Los ojos vidriosos de Kent miraron ahora la taza de ella.
—Cliff me está volviendo loco. Yo podría matar al tipo ese —confesó por último.
—¿Cliff, el nuevo programador? Creí que te caía bien. ¿Estás hablando ahora de matar al muchacho? —cuestionó Lacy poniéndose de pie y yendo a la cafetera—. Se te oye aterrador, Kent.
—Sí, no importa. Tienes razón. Estoy bien. Solo estoy…
Pero no estaba bien. Se hallaba sentado de espaldas a ella, frotándose ahora las sienes. Se estaba sintiendo confundido. Y parecía que no era por la muerte de la esposa, sino por asuntos sin ton ni son. Ella debería acercarse y hacerlo entrar en razón. O tal vez acercarse y abrazarlo.
El estómago se le revolvió ante el pensamiento. Una mujer no abraza a un hombre en una relación platónica, Lacy. Tal vez le agarra la mano. Pero no lo abraza, como en: Déjame ponerte mis manos en el rostro, acariciarte las mejillas, pasarte los dedos por el cabello, y decirte que todo…
Algo caliente le quemó el dedo pulgar.
—¡Ay! —exclamó ella llevándose la mano a la boca y chupándose el dedo pulgar; había llenado de más la taza.
—¿Estás bien? —investigó Kent volviéndose hacia ella.
—Sí —contestó ella sonriendo—. Me quemé con el café.
Lacy se volvió a sentar.
—Helen se mudó a mi casa —anunció él.
—¿Tu suegra? ¡Estás bromeando! —exclamó Lacy echándose hacia atrás en la silla—. Creía que los dos eran como perros y gatos.
—Lo éramos. Lo somos. No estoy seguro cómo pasó… sencillamente pasó. Ella está alojada en el cuarto de costura.
—¿Por cuánto tiempo?
—No sé —contestó él volviendo a mover la cabeza de lado a lado, y esta vez una lágrima se le había deslizado del ojo derecho—. Ya no sé nada, Lacy.
De pronto Kent bajó la cabeza sobre los brazos cruzados y empezó a sollozar en silencio. Lo habían presionado más allá de lo que podía soportar.
Lacy sintió que el corazón se le contraía más allá de control. Si no tenía cuidado, pronto tendría también los ojos inundados de lágrimas; y entonces le vino una, y ella supo que no podía quedar mirándolo sin brindarle algún consuelo.

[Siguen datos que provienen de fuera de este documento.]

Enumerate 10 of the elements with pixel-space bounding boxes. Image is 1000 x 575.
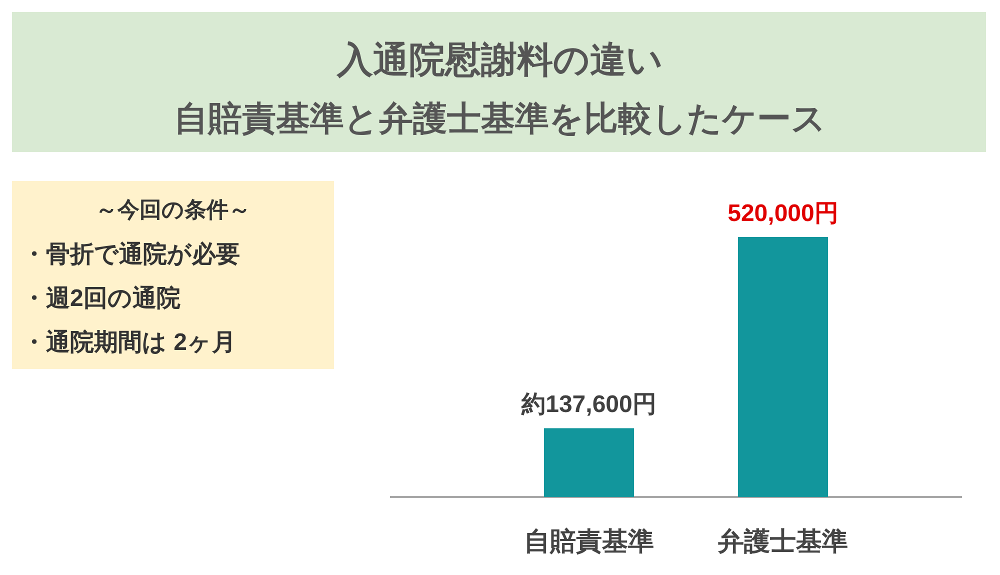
x-tick-label: 自賠責基準 (524, 526, 654, 556)
text: ・骨折で通院が必要 (22, 240, 241, 270)
text: ・通院期間は 2ヶ月 (22, 328, 238, 358)
text: ・週2回の通院 (22, 284, 182, 314)
x-tick-label: 弁護士基準 (717, 526, 848, 556)
data-label: 520,000円 (728, 200, 838, 227)
data-label: 約137,600円 (520, 391, 656, 418)
text: ～今回の条件～ (94, 196, 252, 224)
chart-title: 入通院慰謝料の違い (336, 39, 663, 80)
chart-subtitle: 自賠責基準と弁護士基準を比較したケース (174, 100, 826, 138)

Lacy esperó mientras su resolución se lo permitió. Luego se levantó de la silla de modo vacilante y se colocó al lado de Kent. Permaneció sobre él por un breve momento, con la mano levantada e inmóvil sobre la cabeza del hombre. Igual que en años pasados el ondulado cabello rubio de él le llegaba a la mitad del fornido cuello.
Lacy tuvo un último ataque de la voz interior que le insistía en que mantuviera esta relación meramente platónica. Le pidió a la voz que estirara su definición de platónica.

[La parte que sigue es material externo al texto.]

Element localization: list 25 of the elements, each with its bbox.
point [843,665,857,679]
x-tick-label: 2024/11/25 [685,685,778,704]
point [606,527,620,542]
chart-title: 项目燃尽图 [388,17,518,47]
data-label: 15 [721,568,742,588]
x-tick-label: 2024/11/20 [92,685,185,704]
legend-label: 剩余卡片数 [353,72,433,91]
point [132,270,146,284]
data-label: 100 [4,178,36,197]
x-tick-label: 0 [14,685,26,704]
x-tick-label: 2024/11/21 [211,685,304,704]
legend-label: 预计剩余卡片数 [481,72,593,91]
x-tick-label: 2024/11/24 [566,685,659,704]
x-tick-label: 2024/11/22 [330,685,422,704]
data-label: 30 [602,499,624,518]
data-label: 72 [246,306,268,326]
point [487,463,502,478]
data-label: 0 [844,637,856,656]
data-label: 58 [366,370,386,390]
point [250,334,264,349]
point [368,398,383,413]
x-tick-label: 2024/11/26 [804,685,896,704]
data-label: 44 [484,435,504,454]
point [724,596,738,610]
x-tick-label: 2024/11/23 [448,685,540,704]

Entonces bajó la mano hasta la cabeza de Kent y lo tocó.
Ella pudo sentir el impulso eléctrico que corría por el cuerpo de él ante el toque femenino. ¿O que le corría por el cuerpo de ella? Lacy se arrodilló y le puso el brazo alrededor del hombro. Los sollozos lo hicieron estremecer suavemente.
—Shhhh —le susurró ella con las mejillas ahora húmedas con lágrimas—. Todo saldrá bien.

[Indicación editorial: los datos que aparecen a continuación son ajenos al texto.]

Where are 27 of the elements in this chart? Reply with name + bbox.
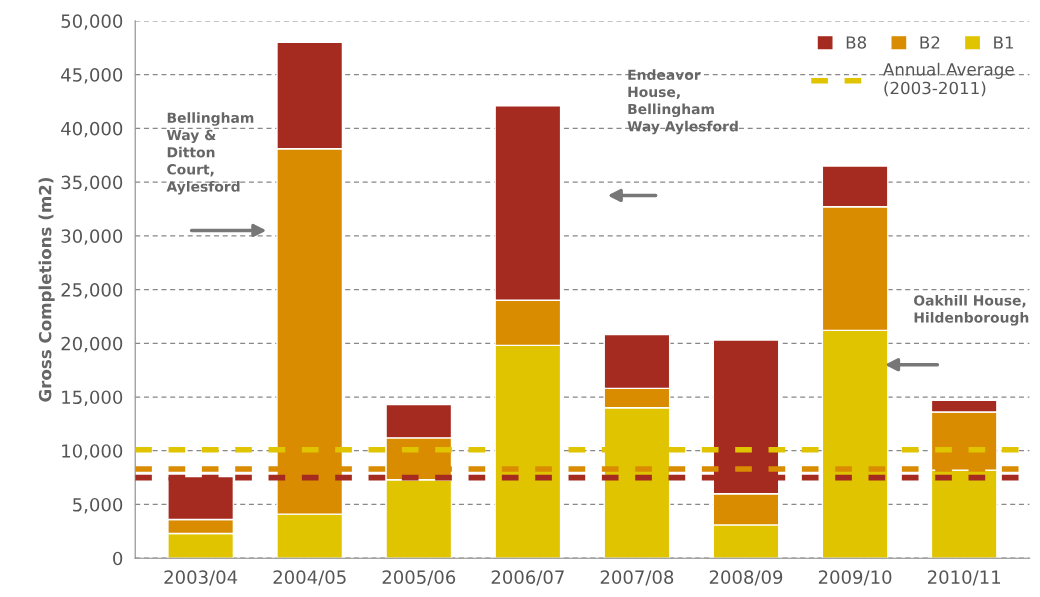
x-tick-label: 2003/04: [164, 570, 238, 586]
legend-label: B1: [994, 36, 1014, 49]
y-tick-label: 25,000: [61, 283, 123, 299]
x-tick-label: 2007/08: [600, 570, 674, 586]
x-tick-label: 2009/10: [818, 570, 892, 586]
y-axis-title: Gross Completions (m2): [38, 178, 55, 402]
legend-label: Annual Average (2003-2011): [883, 62, 1014, 97]
y-tick-label: 0: [113, 551, 123, 566]
annotation: Bellingham Way & Ditton Court, Aylesford: [166, 112, 254, 195]
annotation: Endeavor House, Bellingham Way Aylesford: [627, 69, 738, 135]
legend-label: B2: [920, 36, 940, 49]
legend-label: B8: [846, 36, 867, 49]
y-tick-label: 40,000: [61, 121, 123, 138]
y-tick-label: 5,000: [73, 497, 123, 514]
y-tick-label: 30,000: [61, 229, 123, 245]
y-tick-label: 10,000: [62, 444, 123, 460]
x-tick-label: 2008/09: [709, 570, 783, 586]
x-tick-label: 2010/11: [927, 570, 1000, 586]
y-tick-label: 50,000: [61, 14, 123, 30]
y-tick-label: 15,000: [62, 390, 123, 406]
x-tick-label: 2005/06: [382, 570, 456, 586]
y-tick-label: 45,000: [61, 68, 123, 84]
x-tick-label: 2004/05: [273, 570, 346, 586]
annotation: Oakhill House, Hildenborough: [914, 294, 1029, 326]
x-tick-label: 2006/07: [491, 570, 564, 586]
y-tick-label: 35,000: [61, 175, 123, 192]
y-tick-label: 20,000: [61, 336, 123, 353]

Kent se volvió entonces hacia ella, y se abrazaron mutuamente.
Eso es todo lo que hicieron. Abrazarse. Pero lo hicieron por un tiempo prolongado, y cuando finalmente Kent se fue una hora más tarde, Lacy casi había llegado a la conclusión que platónica era una palabra para dejar más bien en los libros de texto. O simplemente para borrarla. Era una palabra ridícula.